The bill, however, faces opposition from social conservatives such as members of the Florida Family Policy Council. That group's website lists Abruzzo's proposal as one of the "bad bills" of the 2016 legislative session.

"This bill creates a new cause of action to sue employers and small businesses for discrimination by those in the LGBT community,'' the website says.

But the measure has support from major businesses such as Florida Blue, AT&T, Walt Disney World, CSX Transportation, Tech Data Corporation, Darden Restaurants, NextEra Energy, Office Depot, Home Shopping Network, Marriott and Wells Fargo.

The corporations say they lose $362 million a year in productivity due to the lack of LGBT protections.

They held the press conference to tout the proposal's first committee hearing --- after the issue has kicked around the Capitol for roughly a decade.

"Workforce goes where it's welcome," Bob O'Malley of CSX said at the press conference. "And entrepreneurs go where they're welcome."

John Tonnison of Tech Data, a Fortune 500 company, said the protections would put Florida in a better position to compete globally.

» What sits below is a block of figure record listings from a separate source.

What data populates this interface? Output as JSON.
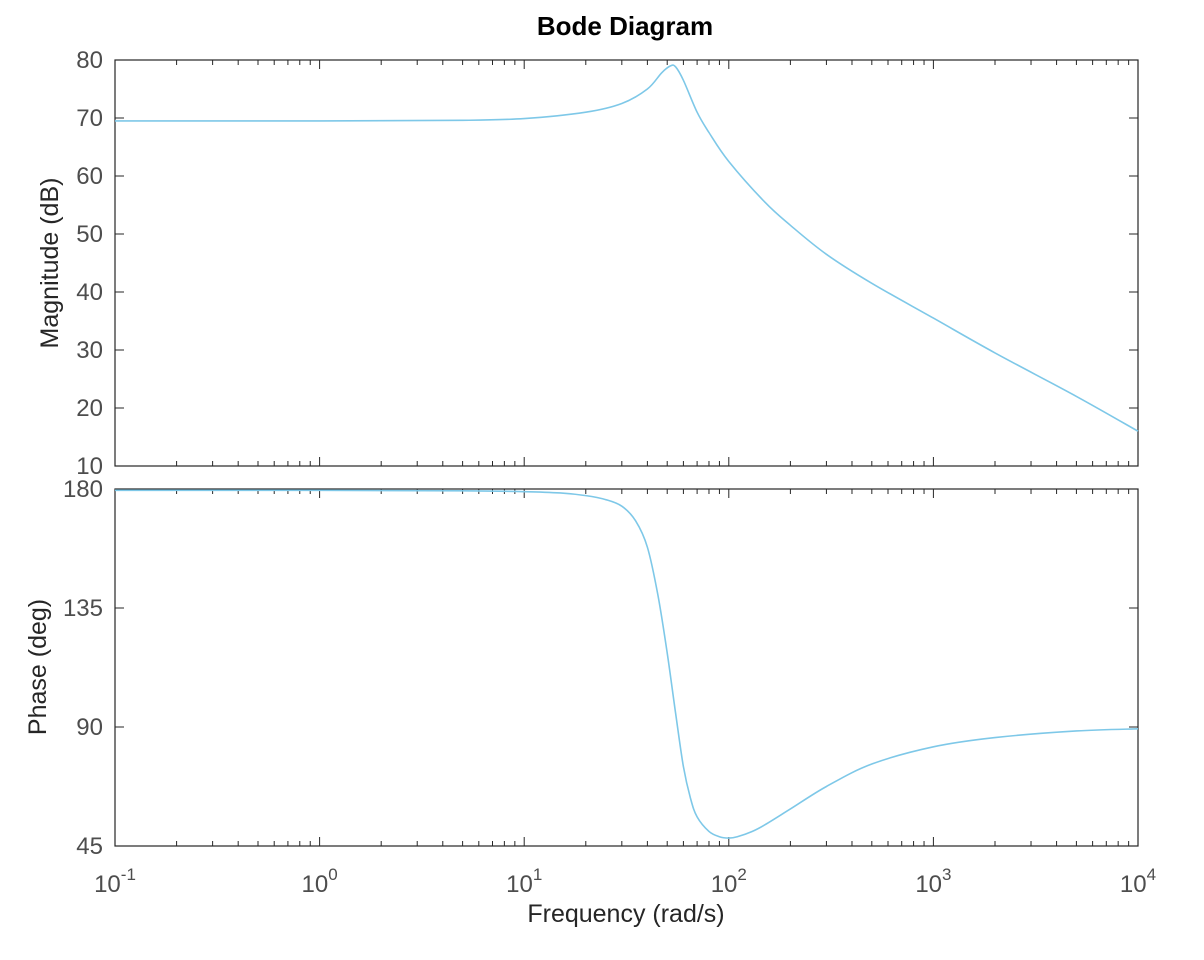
{
  "figure": {
    "title": "Bode Diagram",
    "xlabel": "Frequency  (rad/s)",
    "line_color": "#7ec8e8"
  },
  "chart_data": [
    {
      "type": "line",
      "panel": "magnitude",
      "title": "Bode Diagram",
      "xlabel": "Frequency  (rad/s)",
      "ylabel": "Magnitude (dB)",
      "xscale": "log",
      "xlim": [
        0.1,
        10000
      ],
      "ylim": [
        10,
        80
      ],
      "x_tick_labels": [
        {
          "base": "10",
          "exp": "-1",
          "value": 0.1
        },
        {
          "base": "10",
          "exp": "0",
          "value": 1
        },
        {
          "base": "10",
          "exp": "1",
          "value": 10
        },
        {
          "base": "10",
          "exp": "2",
          "value": 100
        },
        {
          "base": "10",
          "exp": "3",
          "value": 1000
        },
        {
          "base": "10",
          "exp": "4",
          "value": 10000
        }
      ],
      "y_ticks": [
        "10",
        "20",
        "30",
        "40",
        "50",
        "60",
        "70",
        "80"
      ],
      "grid": false,
      "series": [
        {
          "x": [
            0.1,
            1,
            5,
            10,
            20,
            30,
            40,
            47,
            52,
            55,
            60,
            70,
            80,
            100,
            150,
            200,
            300,
            500,
            1000,
            2000,
            5000,
            10000
          ],
          "y": [
            69.5,
            69.5,
            69.6,
            69.9,
            71.0,
            72.5,
            75.0,
            77.8,
            79.0,
            78.8,
            76.5,
            71.0,
            67.5,
            62.5,
            55.5,
            51.5,
            46.5,
            41.5,
            35.5,
            29.5,
            22.0,
            16.0
          ]
        }
      ]
    },
    {
      "type": "line",
      "panel": "phase",
      "ylabel": "Phase (deg)",
      "xscale": "log",
      "xlim": [
        0.1,
        10000
      ],
      "ylim": [
        45,
        180
      ],
      "y_ticks": [
        "45",
        "90",
        "135",
        "180"
      ],
      "grid": false,
      "series": [
        {
          "x": [
            0.1,
            1,
            5,
            10,
            15,
            20,
            25,
            30,
            35,
            40,
            45,
            50,
            55,
            60,
            65,
            70,
            80,
            90,
            100,
            110,
            130,
            150,
            200,
            300,
            500,
            1000,
            2000,
            5000,
            10000
          ],
          "y": [
            179.5,
            179.5,
            179.3,
            179.0,
            178.5,
            177.5,
            176.0,
            173.5,
            168.0,
            158.0,
            140.0,
            118.0,
            95.0,
            75.0,
            63.0,
            56.0,
            50.5,
            48.5,
            48.0,
            48.5,
            50.5,
            53.0,
            59.0,
            67.5,
            76.0,
            82.5,
            86.0,
            88.5,
            89.3
          ]
        }
      ]
    }
  ]
}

"A progressive level of equality and inclusion will absolutely resonate with the talents and the kinds of investments that are the nature of the tech industry, which are fundamentally very open-minded and diverse by nature," Tonnison said.

But while the bill could be heard in the Senate committee, the House companion (HB 45), filed by Rep. Holly Raschein, R-Key Largo, has not appeared on a committee agenda.

Raschein, however, said she is committed to the issue.

"It sends a message to people in the nation and the world that Florida is open, and we're ready to do business with you," she said.

Latvala, who said the measure could take years to pass, compared it to a 2013 measure providing in-state tuition to the children of immigrants, which passed in its 11th year before the Legislature.